Diese Art von Post, sagt Volker Stutz, der Vorsitzende des Tierschutzvereins Wiesloch/Walldorf und Umgebung e. V., der das Schreiben vom 20. Juni 2022 anonymisiert weitergibt, erhalten gerade einige Katzenbesitzer im südlichen Teil von Walldorf, einem 14.000-Einwohner-Städtchen im Rhein-Neckar-Kreis südlich von Heidelberg.

Eingesperrte Katzen, verzweifelte Besitzer

Ehrenamtler Stutz hat alle Hände voll damit zu tun, sich um die ganzen Anfragen, die Kommunikation mit den Behörden und die Rechtsberatung der Katzenhalter mit ihren seit mehreren Wochen eingesperrten Freigänger-Katzen zu kümmern.
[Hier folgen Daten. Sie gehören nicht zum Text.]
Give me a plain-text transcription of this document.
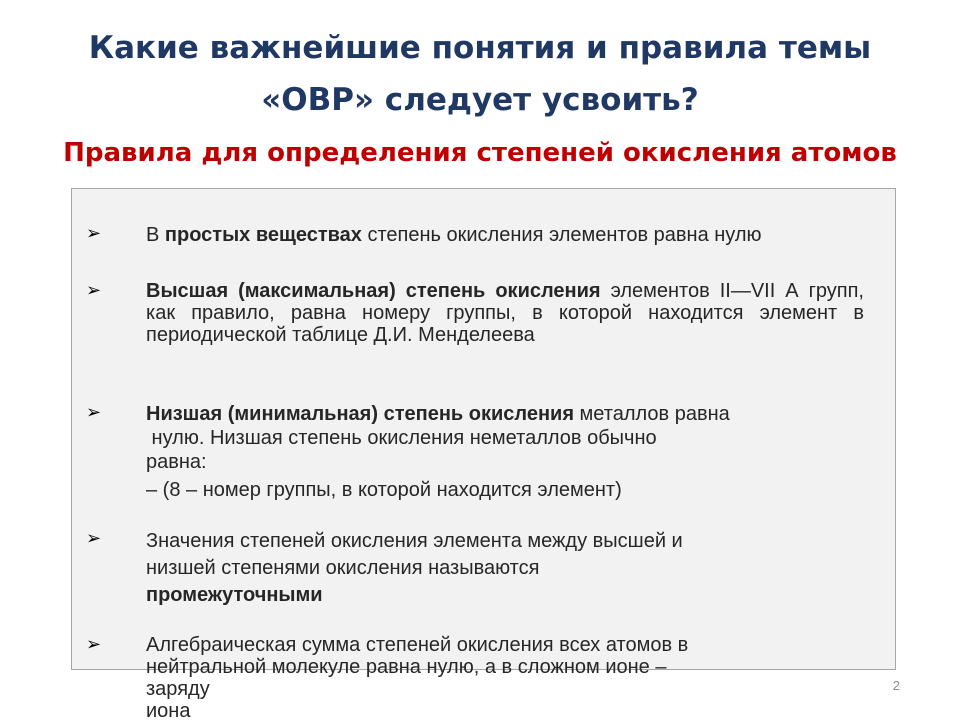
Какие важнейшие понятия и правила темы
«ОВР» следует усвоить?
Правила для определения степеней окисления атомов
➢ В простых веществах степень окисления элементов равна нулю
➢ Высшая (максимальная) степень окисления элементов II—VII А групп, как правило, равна номеру группы, в которой находится элемент в периодической таблице Д.И. Менделеева
➢ Низшая (минимальная) степень окисления металлов равна
нулю. Низшая степень окисления неметаллов обычно
равна:
‒ (8 ‒ номер группы, в которой находится элемент)
➢ Значения степеней окисления элемента между высшей и
низшей степенями окисления называются
промежуточными
➢ Алгебраическая сумма степеней окисления всех атомов в
нейтральной молекуле равна нулю, а в сложном ионе –
заряду
иона
2
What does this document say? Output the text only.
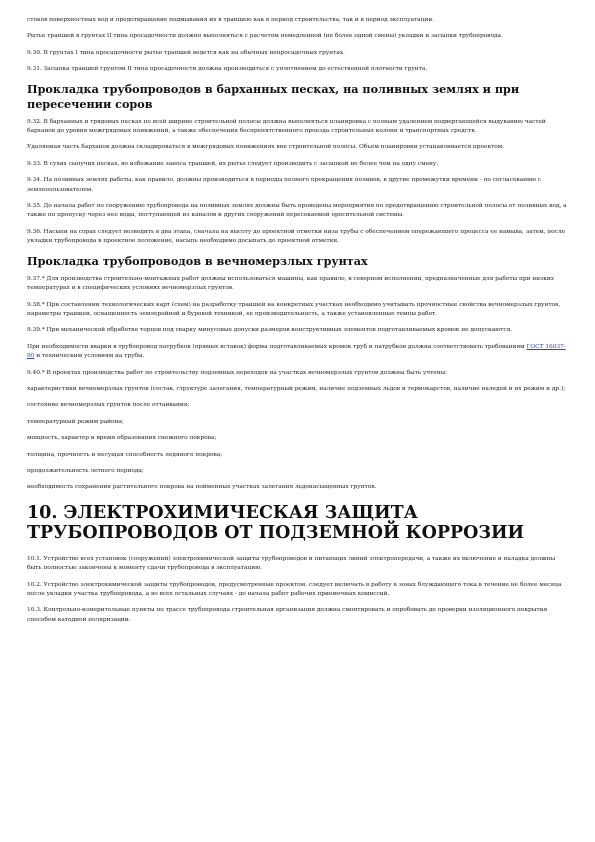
стоков поверхностных вод и предотвращение подмывания их в траншею как в период строительства, так и в период эксплуатации.

Рытье траншей в грунтах II типа просадочности должно выполняться с расчетом немедленной (не более одной смены) укладки и засыпки трубопровода.

9.30. В грунтах I типа просадочности рытье траншей ведется как на обычных непросадочных грунтах.

9.31. Засыпка траншей грунтом II типа просадочности должна производиться с уплотнением до естественной плотности грунта.

Прокладка трубопроводов в барханных песках, на поливных землях и при пересечении соров

9.32. В барханных и грядовых песках по всей ширине строительной полосы должна выполняться планировка с полным удалением подвергающейся выдуванию частей барханов до уровня межгрядовых понижений, а также обеспечения беспрепятственного проезда строительных колонн и транспортных средств.

Удаляемая часть барханов должна складироваться в межгрядовых понижениях вне строительной полосы. Объем планировки устанавливается проектом.

9.33. В сухих сыпучих песках, во избежание заноса траншей, их рытье следует производить с засыпкой не более чем на одну смену.

9.34. На поливных землях работы, как правило, должны производиться в периоды полного прекращения поливов, в другие промежутки времени - по согласованию с землепользователем.

9.35. До начала работ по сооружению трубопровода на поливных землях должны быть проведены мероприятия по предотвращению строительной полосы от поливных вод, а также по пропуску через нее воды, поступающей из каналов и других сооружений пересекаемой оросительной системы.

9.36. Насыпи на сорах следует возводить в два этапа, сначала на высоту до проектной отметки низа трубы с обеспечением опережающего процесса ее намыва, затем, после укладки трубопровода в проектное положение, насыпь необходимо досыпать до проектной отметки.

Прокладка трубопроводов в вечномерзлых грунтах

9.37.* Для производства строительно-монтажных работ должны использоваться машины, как правило, в северном исполнении, предназначенные для работы при низких температурах и в специфических условиях вечномерзлых грунтов.

9.38.* При составлении технологических карт (схем) на разработку траншей на конкретных участках необходимо учитывать прочностные свойства вечномерзлых грунтов, параметры траншеи, оснащенность землеройной и буровой техникой, ее производительность, а также установленные темпы работ.

9.39.* При механической обработке торцов под сварку минусовые допуски размеров конструктивных элементов подготавливаемых кромок не допускаются.

При необходимости вварки в трубопровод патрубков (прямых вставок) форма подготавливаемых кромок труб и патрубков должна соответствовать требованиям ГОСТ 16037-80 и техническим условиям на трубы.

9.40.* В проектах производства работ по строительству подземных переходов на участках вечномерзлых грунтов должны быть учтены:

характеристики вечномерзлых грунтов (состав, структуре залегания, температурный режим, наличие подземных льдов и термокарстов, наличие наледей и их режим и др.);

состояние вечномерзлых грунтов после оттаивания;

температурный режим района;

мощность, характер и время образования снежного покрова;

толщина, прочность и несущая способность ледяного покрова;

продолжительность летнего периода;

необходимость сохранения растительного покрова на пойменных участках залегания льдонасыщенных грунтов.

10. ЭЛЕКТРОХИМИЧЕСКАЯ ЗАЩИТА ТРУБОПРОВОДОВ ОТ ПОДЗЕМНОЙ КОРРОЗИИ

10.1. Устройство всех установок (сооружений) электрохимической защиты трубопроводов и питающих линий электропередачи, а также их включение и наладка должны быть полностью закончены к моменту сдачи трубопровода в эксплуатацию.

10.2. Устройство электрохимической защиты трубопроводов, предусмотренные проектом, следует включать в работу в зонах блуждающего тока в течение не более месяца после укладки участка трубопровода, а во всех остальных случаях - до начала работ рабочих приемочных комиссий.

10.3. Контрольно-измерительные пункты по трассе трубопровода строительная организация должна смонтировать и опробовать до проверки изоляционного покрытия способом катодной поляризации.
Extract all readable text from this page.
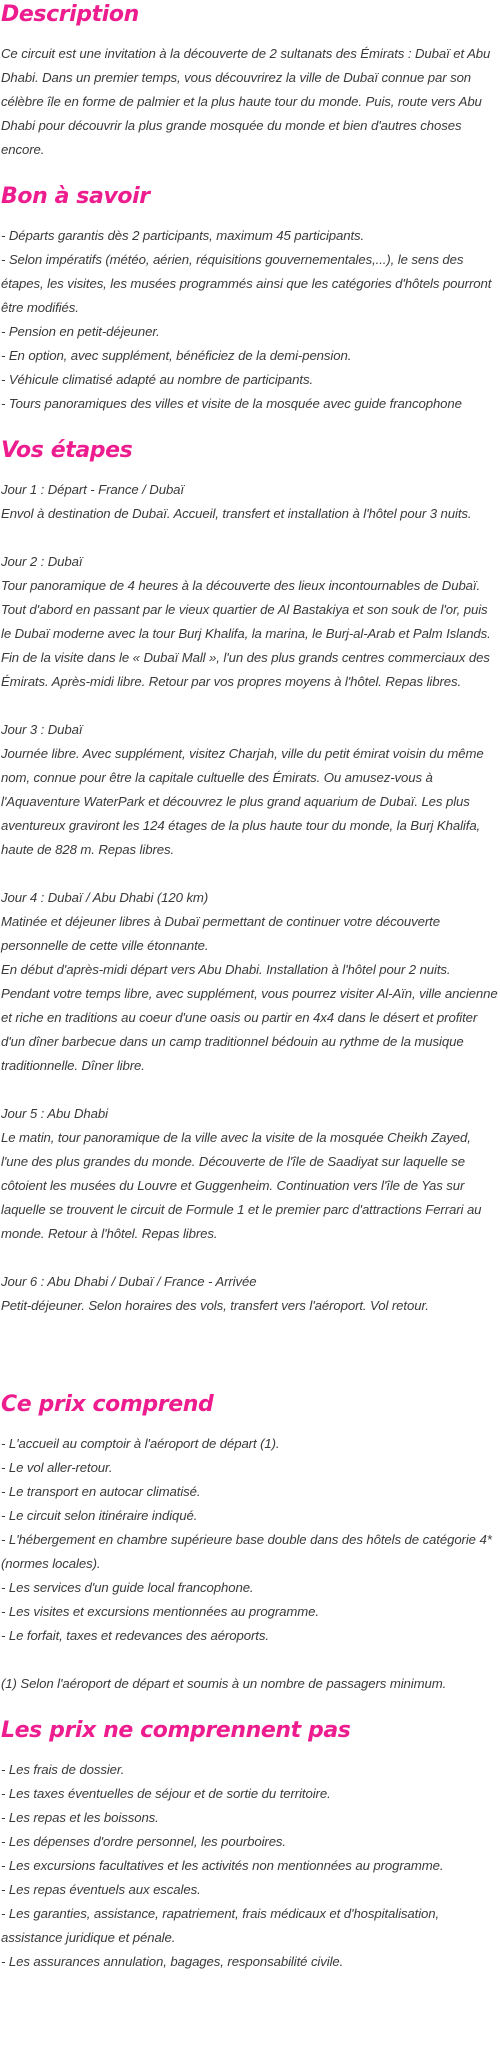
Description

Ce circuit est une invitation à la découverte de 2 sultanats des Émirats : Dubaï et Abu Dhabi. Dans un premier temps, vous découvrirez la ville de Dubaï connue par son célèbre île en forme de palmier et la plus haute tour du monde. Puis, route vers Abu Dhabi pour découvrir la plus grande mosquée du monde et bien d'autres choses encore.

Bon à savoir

- Départs garantis dès 2 participants, maximum 45 participants.

- Selon impératifs (météo, aérien, réquisitions gouvernementales,...), le sens des étapes, les visites, les musées programmés ainsi que les catégories d'hôtels pourront être modifiés.

- Pension en petit-déjeuner.

- En option, avec supplément, bénéficiez de la demi-pension.

- Véhicule climatisé adapté au nombre de participants.

- Tours panoramiques des villes et visite de la mosquée avec guide francophone

Vos étapes

Jour 1 : Départ - France / Dubaï

Envol à destination de Dubaï. Accueil, transfert et installation à l'hôtel pour 3 nuits.

Jour 2 : Dubaï

Tour panoramique de 4 heures à la découverte des lieux incontournables de Dubaï. Tout d'abord en passant par le vieux quartier de Al Bastakiya et son souk de l'or, puis le Dubaï moderne avec la tour Burj Khalifa, la marina, le Burj-al-Arab et Palm Islands. Fin de la visite dans le « Dubaï Mall », l'un des plus grands centres commerciaux des Émirats. Après-midi libre. Retour par vos propres moyens à l'hôtel. Repas libres.

Jour 3 : Dubaï

Journée libre. Avec supplément, visitez Charjah, ville du petit émirat voisin du même nom, connue pour être la capitale cultuelle des Émirats. Ou amusez-vous à l'Aquaventure WaterPark et découvrez le plus grand aquarium de Dubaï. Les plus aventureux graviront les 124 étages de la plus haute tour du monde, la Burj Khalifa, haute de 828 m. Repas libres.

Jour 4 : Dubaï / Abu Dhabi (120 km)

Matinée et déjeuner libres à Dubaï permettant de continuer votre découverte personnelle de cette ville étonnante.

En début d'après-midi départ vers Abu Dhabi. Installation à l'hôtel pour 2 nuits. Pendant votre temps libre, avec supplément, vous pourrez visiter Al-Aïn, ville ancienne et riche en traditions au coeur d'une oasis ou partir en 4x4 dans le désert et profiter d'un dîner barbecue dans un camp traditionnel bédouin au rythme de la musique traditionnelle. Dîner libre.

Jour 5 : Abu Dhabi

Le matin, tour panoramique de la ville avec la visite de la mosquée Cheikh Zayed, l'une des plus grandes du monde. Découverte de l'île de Saadiyat sur laquelle se côtoient les musées du Louvre et Guggenheim. Continuation vers l'île de Yas sur laquelle se trouvent le circuit de Formule 1 et le premier parc d'attractions Ferrari au monde. Retour à l'hôtel. Repas libres.

Jour 6 : Abu Dhabi / Dubaï / France - Arrivée

Petit-déjeuner. Selon horaires des vols, transfert vers l'aéroport. Vol retour.

Ce prix comprend

- L'accueil au comptoir à l'aéroport de départ (1).

- Le vol aller-retour.

- Le transport en autocar climatisé.

- Le circuit selon itinéraire indiqué.

- L'hébergement en chambre supérieure base double dans des hôtels de catégorie 4* (normes locales).

- Les services d'un guide local francophone.

- Les visites et excursions mentionnées au programme.

- Le forfait, taxes et redevances des aéroports.

(1) Selon l'aéroport de départ et soumis à un nombre de passagers minimum.

Les prix ne comprennent pas

- Les frais de dossier.

- Les taxes éventuelles de séjour et de sortie du territoire.

- Les repas et les boissons.

- Les dépenses d'ordre personnel, les pourboires.

- Les excursions facultatives et les activités non mentionnées au programme.

- Les repas éventuels aux escales.

- Les garanties, assistance, rapatriement, frais médicaux et d'hospitalisation, assistance juridique et pénale.

- Les assurances annulation, bagages, responsabilité civile.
Von der emotionalen Betreuung verzweifelter Katzenhalter, deren an den Freigang gewöhnte Schmusetiger sich eingesperrt in unberechenbare und aggressive Hausterroristen verwandeln, gar nicht zu reden. Weitere Medienanfragen kann Stutz deshalb zurzeit nicht mehr beantworten, der Rummel der ersten Wochen hat ihm schon gereicht.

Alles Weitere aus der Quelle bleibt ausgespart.